Graetz problem with non-linear viscoelastic fluids in non-circular tubes

Abstract

A numerical investigation of the Graetz problem in straight pipes of circular and non-circular cross-sections is carried out to analyze the influence of the rheological parameters on the heat transfer enhancement with negligible axial heat conduction and viscous dissipation for a class of non-linear viscoelastic fluids constitutively represented by the simplified Phan-Thien–Tanner (SPPT) model.
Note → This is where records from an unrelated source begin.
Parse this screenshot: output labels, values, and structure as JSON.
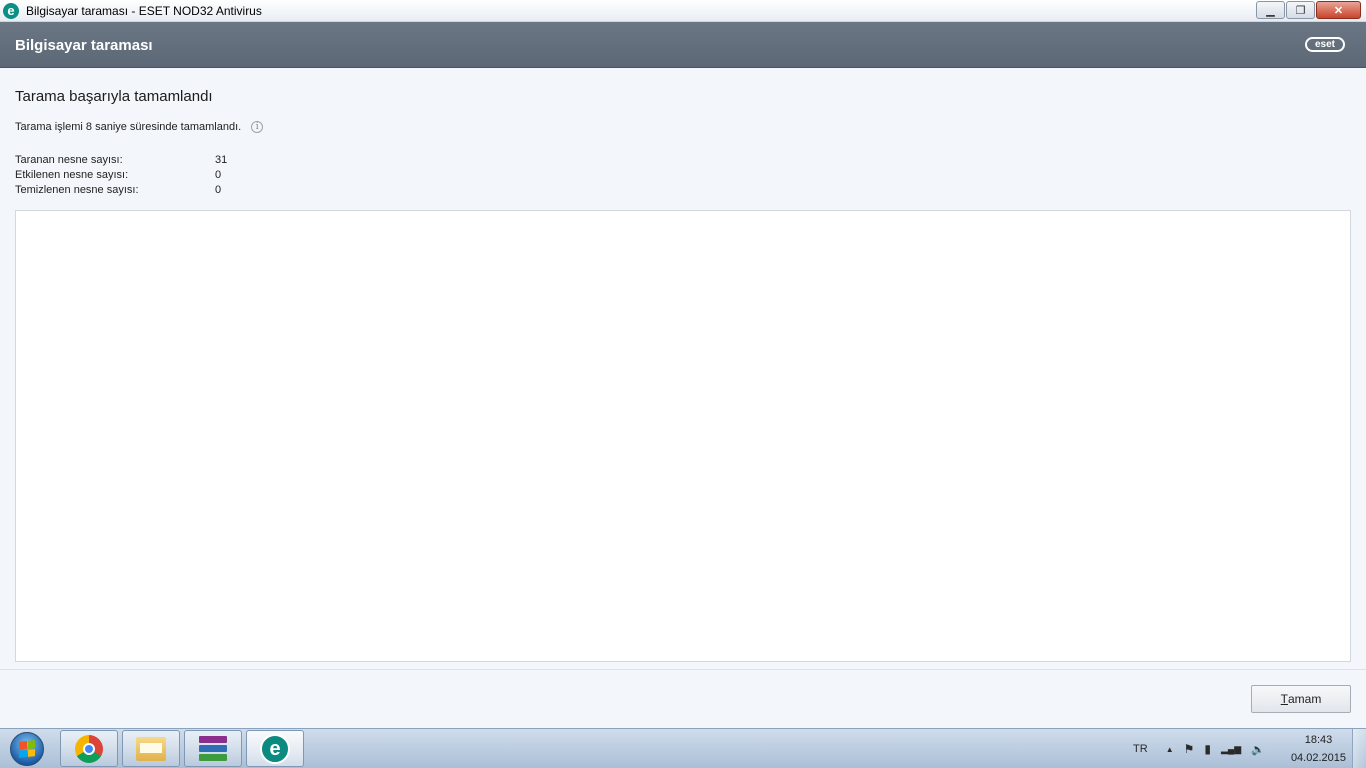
{
  "window": {
    "title": "Bilgisayar taraması - ESET NOD32 Antivirus",
    "app_icon_letter": "e",
    "controls": {
      "minimize": "▁",
      "restore": "❐",
      "close": "✕"
    }
  },
  "header": {
    "title": "Bilgisayar taraması",
    "logo_text": "eset"
  },
  "main": {
    "heading": "Tarama başarıyla tamamlandı",
    "duration_text": "Tarama işlemi 8 saniye süresinde tamamlandı.",
    "info_icon_glyph": "i",
    "stats": [
      {
        "label": "Taranan nesne sayısı:",
        "value": "31"
      },
      {
        "label": "Etkilenen nesne sayısı:",
        "value": "0"
      },
      {
        "label": "Temizlenen nesne sayısı:",
        "value": "0"
      }
    ],
    "ok_button": {
      "mnemonic": "T",
      "rest": "amam"
    }
  },
  "taskbar": {
    "apps": [
      "chrome-icon",
      "file-explorer-icon",
      "winrar-icon",
      "eset-icon"
    ],
    "eset_letter": "e",
    "tray": {
      "language": "TR",
      "icons": {
        "show_hidden": "▲",
        "action_center": "⚑",
        "power": "▮",
        "network": "▂▄▆",
        "volume": "🔈"
      },
      "time": "18:43",
      "date": "04.02.2015"
    }
  },
  "colors": {
    "header_bg": "#616d7b",
    "eset_teal": "#0a8f84",
    "content_bg": "#f3f6fa"
  }
}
The analysis considers both constant wall heat flux and constant wall temperature thermal boundary conditions and concludes that the combined elastic and shear-thinning effects represented by the parameter ɛWe2 lead to heat transfer enhancement for low values of the parameter of order O(1) whereas values of the parameter ɛWe2 > O(10) lead to a decrease in the heat transfer rate in the case of constant wall heat flux. Nusselt number distributions in the entrance region of tubes of equilateral triangular, square and rectangular cross-sections as well as Nusselt numbers Nu = f(ɛWe2) for the fully developed flow in these non-circular tubes are reported for the first time for non-linear viscoelastic fluids of the SPPT type. It is concluded that for small values of elasticity (We), the computations based on the methods included in the Polyflow software are in full agreement with analytical results when available and that discrepancies exist for high values of We. Such limitations may not exist with pseudo-spectral methods.